My father was born into extreme poverty in 1918 on a dirt farm in Spooner, Wisconsin, a brutally barren place with no hope for anyone unfortunate enough to live there. No running water and outside bathroom. Like the cliché, he really did walk miles to school (and the outhouse) in waist deep snow and no one cared whether he went or not. It would have been easy to drop out and go to work at whatever brought body and soul together. He didn’t have two nickels to rub together.  His father was a neer-do-well itinerant jack-of-all-trades and master of none who traveled around the country hopping on freight trains, scratched out a living doing what he could. Performed magic tricks for a few pennies, drew pictures (I have some), did odd-jobs and so on. He hung around just long enough to impregnate my grandmother, who eventually threw him out. He died of a ruptured appendix at Cook County Hospital in 1944.

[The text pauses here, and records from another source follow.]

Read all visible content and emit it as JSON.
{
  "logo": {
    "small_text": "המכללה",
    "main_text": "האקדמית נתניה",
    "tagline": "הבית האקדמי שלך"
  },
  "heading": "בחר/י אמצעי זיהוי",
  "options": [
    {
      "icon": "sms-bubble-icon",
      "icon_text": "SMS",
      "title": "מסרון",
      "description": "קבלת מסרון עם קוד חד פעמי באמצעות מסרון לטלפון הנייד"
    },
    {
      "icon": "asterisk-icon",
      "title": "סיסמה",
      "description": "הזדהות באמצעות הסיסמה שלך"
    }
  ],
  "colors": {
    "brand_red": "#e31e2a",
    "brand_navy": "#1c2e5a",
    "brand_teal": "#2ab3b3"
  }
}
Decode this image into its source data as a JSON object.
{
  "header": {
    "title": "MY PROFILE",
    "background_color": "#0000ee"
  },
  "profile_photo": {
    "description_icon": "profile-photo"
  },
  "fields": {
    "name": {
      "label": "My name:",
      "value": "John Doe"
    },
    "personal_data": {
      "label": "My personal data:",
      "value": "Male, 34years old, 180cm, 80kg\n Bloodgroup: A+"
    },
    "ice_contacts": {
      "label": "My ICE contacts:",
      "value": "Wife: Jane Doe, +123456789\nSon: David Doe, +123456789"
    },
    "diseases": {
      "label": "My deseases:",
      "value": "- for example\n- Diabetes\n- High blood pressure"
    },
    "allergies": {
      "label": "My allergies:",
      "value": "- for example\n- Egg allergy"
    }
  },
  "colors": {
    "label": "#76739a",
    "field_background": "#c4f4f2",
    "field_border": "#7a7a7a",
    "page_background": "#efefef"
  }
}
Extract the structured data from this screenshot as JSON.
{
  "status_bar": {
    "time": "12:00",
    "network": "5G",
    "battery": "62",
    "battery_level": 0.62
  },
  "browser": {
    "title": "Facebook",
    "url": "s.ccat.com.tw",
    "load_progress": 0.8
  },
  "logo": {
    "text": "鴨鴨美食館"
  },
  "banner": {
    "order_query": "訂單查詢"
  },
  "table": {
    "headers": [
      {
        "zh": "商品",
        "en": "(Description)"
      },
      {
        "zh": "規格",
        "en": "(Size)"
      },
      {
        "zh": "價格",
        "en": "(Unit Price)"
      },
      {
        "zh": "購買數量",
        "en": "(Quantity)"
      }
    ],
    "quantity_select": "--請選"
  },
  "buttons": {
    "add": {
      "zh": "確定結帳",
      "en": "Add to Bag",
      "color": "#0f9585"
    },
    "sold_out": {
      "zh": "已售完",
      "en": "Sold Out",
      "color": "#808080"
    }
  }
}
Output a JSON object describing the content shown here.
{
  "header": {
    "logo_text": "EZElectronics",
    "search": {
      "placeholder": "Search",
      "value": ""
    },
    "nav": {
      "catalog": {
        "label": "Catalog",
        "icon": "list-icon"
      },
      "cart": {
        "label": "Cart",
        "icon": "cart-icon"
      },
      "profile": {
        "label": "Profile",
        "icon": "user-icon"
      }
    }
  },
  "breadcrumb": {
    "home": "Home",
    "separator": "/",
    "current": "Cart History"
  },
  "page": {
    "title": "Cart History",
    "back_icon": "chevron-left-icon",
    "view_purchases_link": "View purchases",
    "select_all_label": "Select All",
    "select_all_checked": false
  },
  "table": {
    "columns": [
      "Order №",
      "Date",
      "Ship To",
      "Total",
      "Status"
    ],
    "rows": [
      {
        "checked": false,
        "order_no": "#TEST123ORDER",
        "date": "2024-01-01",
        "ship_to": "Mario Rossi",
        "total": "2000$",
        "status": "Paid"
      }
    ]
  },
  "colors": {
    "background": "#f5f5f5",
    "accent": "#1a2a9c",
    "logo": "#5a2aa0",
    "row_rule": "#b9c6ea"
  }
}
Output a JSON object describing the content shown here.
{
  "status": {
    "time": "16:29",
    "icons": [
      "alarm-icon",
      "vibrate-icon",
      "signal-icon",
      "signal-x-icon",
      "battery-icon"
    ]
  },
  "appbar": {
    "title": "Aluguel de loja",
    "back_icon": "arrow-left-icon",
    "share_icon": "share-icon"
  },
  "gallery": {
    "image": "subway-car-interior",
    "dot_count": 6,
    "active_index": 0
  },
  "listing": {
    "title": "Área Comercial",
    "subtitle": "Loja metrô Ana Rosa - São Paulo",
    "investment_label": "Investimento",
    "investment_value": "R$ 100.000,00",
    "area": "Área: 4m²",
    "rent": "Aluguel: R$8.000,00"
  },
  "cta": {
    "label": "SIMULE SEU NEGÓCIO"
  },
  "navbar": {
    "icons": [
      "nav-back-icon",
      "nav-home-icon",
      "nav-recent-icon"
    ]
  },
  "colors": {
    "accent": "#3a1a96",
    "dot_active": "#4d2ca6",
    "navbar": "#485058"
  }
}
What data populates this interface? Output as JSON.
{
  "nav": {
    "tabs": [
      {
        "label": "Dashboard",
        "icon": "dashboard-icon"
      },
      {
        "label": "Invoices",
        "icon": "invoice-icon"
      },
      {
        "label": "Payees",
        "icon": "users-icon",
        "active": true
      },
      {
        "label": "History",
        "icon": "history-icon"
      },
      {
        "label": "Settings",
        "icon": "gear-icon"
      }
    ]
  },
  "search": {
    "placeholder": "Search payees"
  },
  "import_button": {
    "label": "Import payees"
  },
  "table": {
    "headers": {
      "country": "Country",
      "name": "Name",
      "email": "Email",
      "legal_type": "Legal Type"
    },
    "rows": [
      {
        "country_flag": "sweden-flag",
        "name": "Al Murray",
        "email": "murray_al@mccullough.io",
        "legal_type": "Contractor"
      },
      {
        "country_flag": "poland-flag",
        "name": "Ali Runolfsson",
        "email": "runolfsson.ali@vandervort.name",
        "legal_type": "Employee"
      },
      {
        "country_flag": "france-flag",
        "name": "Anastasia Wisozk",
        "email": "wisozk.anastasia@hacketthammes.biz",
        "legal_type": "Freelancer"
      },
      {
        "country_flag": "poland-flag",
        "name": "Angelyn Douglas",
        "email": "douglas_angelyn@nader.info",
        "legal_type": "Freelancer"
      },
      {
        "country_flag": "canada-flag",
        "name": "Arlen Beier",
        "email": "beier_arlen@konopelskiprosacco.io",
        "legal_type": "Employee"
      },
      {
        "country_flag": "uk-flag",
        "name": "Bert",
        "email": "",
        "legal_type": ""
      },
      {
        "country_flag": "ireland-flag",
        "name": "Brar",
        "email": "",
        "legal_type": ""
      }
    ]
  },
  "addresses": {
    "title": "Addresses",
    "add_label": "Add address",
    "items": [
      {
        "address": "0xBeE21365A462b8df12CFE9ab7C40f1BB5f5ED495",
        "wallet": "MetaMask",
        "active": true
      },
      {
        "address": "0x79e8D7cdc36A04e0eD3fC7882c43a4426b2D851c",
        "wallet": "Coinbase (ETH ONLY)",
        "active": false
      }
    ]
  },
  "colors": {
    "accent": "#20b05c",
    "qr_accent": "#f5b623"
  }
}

To make a VERY long story short, my father ended up in veterinary school at Texas A & M, did pretty well.  He worked hard and managed to dumb luck into some good things for him in veterinary medicine.  He liked anatomy and he was offered an assistant professorship at Texas A & M in the Veterinary School with the promise of a career and tenure. My mother had attended Texas Christian College in Austin and ran out of money and so was working as a secretary in the Department of Anatomy at Texas A & M where my dad was teaching.  They had proximity and started dating around 1941, married in 1942. This is apparently the life my mother had anticipated and one of the premises she married him for. She wanted to be a nice stable professor’s wife in the milieu she knew and understood. She perceived their future as it appeared to be at the time.

Dad didn’t say why he decided to marry my mother but I suspect it was because she exuded some element of class he thought would be good for him. Nailing down a beautiful woman is a pretty big ego trip and I think he thought he needed that boost to reinforce his ambitions. I think she had a great body too.  It was a whirlwind romance.

But my father had an unrelenting subliminal passion to be a medical doctor more than anything in the world.  Mother didn’t perceive or understand the all-consuming, steam rolling passion to go to medical school that boiled within him.  It never crossed her mind that a graduate of veterinary college with a great career ahead had any other passions.  Their whirlwind romance was not long enough or intuitive enough for to understand anything other than what appeared to be.  Ultimately, in a feat of dumb luck that is pretty close to the dumb luck episode that got me into medical school, he managed to squeak into the first class at Baylor School of Medicine, 1943, and their lives changed radically and unpredictably.

Suddenly, she was pregnant with me and they were scrounging for every dime to keep him in school. He was working every odd job he could find after school to pay tuition and expenses, studying all night and she was selling nylon stockings door to door. This wasn’t what she had signed up for and  there were marital problems from then on. She never liked being a doctor’s wife, especially a surgeon’s wife.  He was gone all the time and there was no reliability in his or her life. I remember epic fights in the middle of the night in which he yells=ed “I can’t do anything else…I don’t want to do anything else….this is my life”.

My father swapped out her life in mid-stream into a lethal iteration and she was not able to adapt or accommodate. She did love her kids and she was always there for us, but it was apparent that her life had been a big mistake she hadn’t signed up for and once it started she couldn’t get out of it. I think many times she would have liked to have gone back and changed that course before it began. But it was what it was, as it is for many.

Rest in peace now Mildred Eden Crippen (1918-2012). All things considered, it was a good life.

Rest in peace now Mildred Eden Crippen (1918-2012). All things considered, it was a good life.